The proposal to drop value‑added tax on basic foods would give every household a modest monthly relief, economists say. Economic researcher Tobias Hentze from the German Economic Institute (IW) estimates that, depending on household size and shopping habits, households could save about €15 to €30 each month. On the other hand, he warns that the state would lose as much as €16 billion per year in tax revenue.
Tax specialist Friedrich Heinemann of the German Institute for Economic Research (ZEW) arrives at a similar conclusion. He estimates that individuals would save roughly €15 to €20 per month, while the government would see a roughly €17 billion annual loss.

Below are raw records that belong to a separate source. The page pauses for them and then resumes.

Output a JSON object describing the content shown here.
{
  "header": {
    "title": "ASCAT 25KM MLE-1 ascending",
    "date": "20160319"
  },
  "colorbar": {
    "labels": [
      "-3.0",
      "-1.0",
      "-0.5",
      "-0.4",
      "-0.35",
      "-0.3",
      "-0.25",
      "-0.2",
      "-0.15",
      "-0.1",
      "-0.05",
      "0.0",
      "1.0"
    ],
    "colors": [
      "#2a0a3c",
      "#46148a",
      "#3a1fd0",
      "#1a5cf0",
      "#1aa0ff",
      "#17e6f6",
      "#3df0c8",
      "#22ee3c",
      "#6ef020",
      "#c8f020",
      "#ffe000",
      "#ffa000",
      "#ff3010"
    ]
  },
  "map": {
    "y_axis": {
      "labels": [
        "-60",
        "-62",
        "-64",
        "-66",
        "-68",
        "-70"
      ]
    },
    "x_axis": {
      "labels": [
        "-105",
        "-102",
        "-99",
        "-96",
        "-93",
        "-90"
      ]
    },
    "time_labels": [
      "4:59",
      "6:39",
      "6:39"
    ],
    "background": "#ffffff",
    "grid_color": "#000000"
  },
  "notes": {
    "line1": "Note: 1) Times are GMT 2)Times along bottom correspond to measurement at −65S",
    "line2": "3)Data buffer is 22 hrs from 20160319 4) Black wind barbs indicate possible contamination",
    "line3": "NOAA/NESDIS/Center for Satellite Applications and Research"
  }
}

Both researchers doubt that the full 7 % to 0 % cut would be fully passed on to consumers. Heinemann says that only about half to three‑quarters of the tax reduction would translate into lower prices for shoppers. Hentze points out that many affected products would see only a few cents price change, so merchants might absorb part of the cut, and that any savings would diminish quickly as higher production or wage costs are passed back into prices.
German Chancellor‑candidate Jens Spahn (CDU) has floated a complete elimination of the tax on staple foods. He says that, as part of a broader package, a zero‑percent VAT on essential groceries could help curb inflation, which he argues is rising again amid the cost‑driven pressures of the Iran conflict and higher oil and fuel prices.